Most people will never release an album, let alone multiple. Zac Denton – as a member of The Ocean Party, Ciggie Witch, Hobby Farm, Pregnancy, No Local, and Cool Sounds – released nearly twenty, all before the age of 24, when he tragically and unexpectedly passed away.
At the age of 18, Zac moved to Melbourne from the regional New South Wales town of Wagga Wagga to join his brother as the drummer, and later guitarist, for The Ocean Party. Zac began writing for the band straight away, but with such a large output was quick to start another band – Ciggie Witch – to write, record and play with in-between The Ocean Party’s recording and touring schedule.
A couple of years after moving to Melbourne, Zac befriended the members of a new band: Cool Sounds.
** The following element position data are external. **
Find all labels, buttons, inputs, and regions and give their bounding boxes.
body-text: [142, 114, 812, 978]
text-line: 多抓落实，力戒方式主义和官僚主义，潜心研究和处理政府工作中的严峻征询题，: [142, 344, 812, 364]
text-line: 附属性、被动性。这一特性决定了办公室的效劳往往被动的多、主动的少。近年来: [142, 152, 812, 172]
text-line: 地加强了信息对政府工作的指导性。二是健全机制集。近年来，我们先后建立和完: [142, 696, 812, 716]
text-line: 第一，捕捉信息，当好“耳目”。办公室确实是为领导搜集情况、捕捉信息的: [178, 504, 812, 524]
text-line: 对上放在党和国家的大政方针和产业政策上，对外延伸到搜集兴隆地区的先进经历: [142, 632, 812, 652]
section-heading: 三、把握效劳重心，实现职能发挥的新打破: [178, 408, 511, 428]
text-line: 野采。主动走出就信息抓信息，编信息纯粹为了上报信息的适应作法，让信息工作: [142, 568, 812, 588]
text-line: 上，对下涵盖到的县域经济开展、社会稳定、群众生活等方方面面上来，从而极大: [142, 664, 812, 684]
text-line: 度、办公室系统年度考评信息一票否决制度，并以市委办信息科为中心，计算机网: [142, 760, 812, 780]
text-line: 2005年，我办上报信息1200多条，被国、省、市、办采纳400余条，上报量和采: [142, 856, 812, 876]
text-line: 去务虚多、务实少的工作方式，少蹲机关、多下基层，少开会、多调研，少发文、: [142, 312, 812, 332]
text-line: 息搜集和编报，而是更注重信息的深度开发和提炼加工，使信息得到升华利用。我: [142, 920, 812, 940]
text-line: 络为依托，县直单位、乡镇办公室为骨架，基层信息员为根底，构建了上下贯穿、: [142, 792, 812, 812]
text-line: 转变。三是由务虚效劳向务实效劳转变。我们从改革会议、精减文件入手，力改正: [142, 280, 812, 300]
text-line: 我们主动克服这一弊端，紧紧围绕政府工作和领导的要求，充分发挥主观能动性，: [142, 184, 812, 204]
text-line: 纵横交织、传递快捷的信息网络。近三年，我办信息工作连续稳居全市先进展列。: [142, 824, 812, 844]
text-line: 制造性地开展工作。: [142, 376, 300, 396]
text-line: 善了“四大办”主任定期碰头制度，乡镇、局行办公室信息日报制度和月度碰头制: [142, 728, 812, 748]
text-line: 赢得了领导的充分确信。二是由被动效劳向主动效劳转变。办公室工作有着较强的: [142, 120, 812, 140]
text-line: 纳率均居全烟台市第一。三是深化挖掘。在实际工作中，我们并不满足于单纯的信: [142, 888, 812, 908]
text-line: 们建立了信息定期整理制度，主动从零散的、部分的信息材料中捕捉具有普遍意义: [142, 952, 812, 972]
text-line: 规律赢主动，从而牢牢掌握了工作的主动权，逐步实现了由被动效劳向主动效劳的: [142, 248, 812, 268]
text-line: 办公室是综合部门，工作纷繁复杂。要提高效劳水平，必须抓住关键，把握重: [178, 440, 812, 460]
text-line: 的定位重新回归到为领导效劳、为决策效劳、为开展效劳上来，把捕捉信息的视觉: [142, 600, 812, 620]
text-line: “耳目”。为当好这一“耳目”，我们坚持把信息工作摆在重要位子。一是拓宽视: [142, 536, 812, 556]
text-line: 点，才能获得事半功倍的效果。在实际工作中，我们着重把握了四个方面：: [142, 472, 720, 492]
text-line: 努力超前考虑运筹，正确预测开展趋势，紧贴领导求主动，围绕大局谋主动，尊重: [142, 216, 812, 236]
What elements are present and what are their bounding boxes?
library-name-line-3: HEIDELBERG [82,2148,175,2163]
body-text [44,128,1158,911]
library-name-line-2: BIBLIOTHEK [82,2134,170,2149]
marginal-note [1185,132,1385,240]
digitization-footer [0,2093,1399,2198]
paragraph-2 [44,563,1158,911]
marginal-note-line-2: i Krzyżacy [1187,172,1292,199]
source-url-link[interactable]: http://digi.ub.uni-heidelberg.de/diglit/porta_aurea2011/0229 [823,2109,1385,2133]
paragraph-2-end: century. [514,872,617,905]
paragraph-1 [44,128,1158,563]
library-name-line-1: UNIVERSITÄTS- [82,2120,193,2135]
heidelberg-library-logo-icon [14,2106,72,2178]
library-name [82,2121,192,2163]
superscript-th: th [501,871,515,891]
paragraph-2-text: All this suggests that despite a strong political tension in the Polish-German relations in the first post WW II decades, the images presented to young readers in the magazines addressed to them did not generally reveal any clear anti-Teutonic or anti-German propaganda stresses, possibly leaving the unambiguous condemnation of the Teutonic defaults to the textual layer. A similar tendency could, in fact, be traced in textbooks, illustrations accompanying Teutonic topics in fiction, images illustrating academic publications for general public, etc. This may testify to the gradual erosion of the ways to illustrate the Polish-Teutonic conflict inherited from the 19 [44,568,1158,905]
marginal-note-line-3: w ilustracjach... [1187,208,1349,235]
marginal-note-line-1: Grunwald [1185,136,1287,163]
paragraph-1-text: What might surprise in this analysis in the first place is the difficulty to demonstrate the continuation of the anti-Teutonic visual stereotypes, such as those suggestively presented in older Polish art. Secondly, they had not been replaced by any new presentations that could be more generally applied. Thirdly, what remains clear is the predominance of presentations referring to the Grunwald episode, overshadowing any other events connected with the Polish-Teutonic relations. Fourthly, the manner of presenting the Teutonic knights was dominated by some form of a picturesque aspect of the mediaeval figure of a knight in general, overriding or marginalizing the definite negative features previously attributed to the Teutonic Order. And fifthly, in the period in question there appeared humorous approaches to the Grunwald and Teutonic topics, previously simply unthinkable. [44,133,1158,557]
After moving in with the band’s lead singer, Dainis Lacey, he was asked to join Cool Sounds, recording on their album Dance Moves.
Around this time Dainis and other members of Cool Sounds were involved in the recording of what could be considered Zac’s first solo album: Hobby Farm’s Braeside. Zac’s love of the songwriting of David McComb and the Triffids shines through on Braeside, with Robert McComb even playing violin on many of the album’s country-tinged tracks.
It was not only the softer side of 70’s and 80’s Australian underground music that had an influence on Zac’s songwriting. His next project – the Post-punk-infused Pregnancy – saw Zac out front on the mic sharing vocals with his good friend Ashley Bundang.
If someone was to scan the record sleeves of Zac’s releases they would see a small list of names come up again and again. Liam ‘Snowy’ Halliwell would be on every one of them in one form or another. No Local, featuring Zac on Drums and Snowy out front, was to be one of Zac’s final projects.
Zac didn’t just release a lot of albums, he played and recorded much more music, some of which will never see release. Love, Lust, Lost sees the release of songs and fragments left behind by Zac at his passing. ‘Ciggie Whinge’, ‘Six Weeks’, and ‘Pay You Back With Love’ are demos for what would have been the next Ciggie Witch album. Early demos of what became Ciggie Witch songs ‘Walking the Tracks’ and ‘Look of Pain’ let us sit with a younger Zac, while he adjusts to adulthood. Many more of these songs are harder to place. There is a guitar line from a future Ocean Party song here and a demo for what may have been a future Pregnancy song there. Other fragments in the form of instrumental demos show just how much emotion he could put into a simple guitar line.
So many unanswered questions arise when listening to the songs compiled for Love, Lust, Lost, but what it gives friends and fans is a chance to reflect on just how lucky we were to ever have Zac Denton in this world.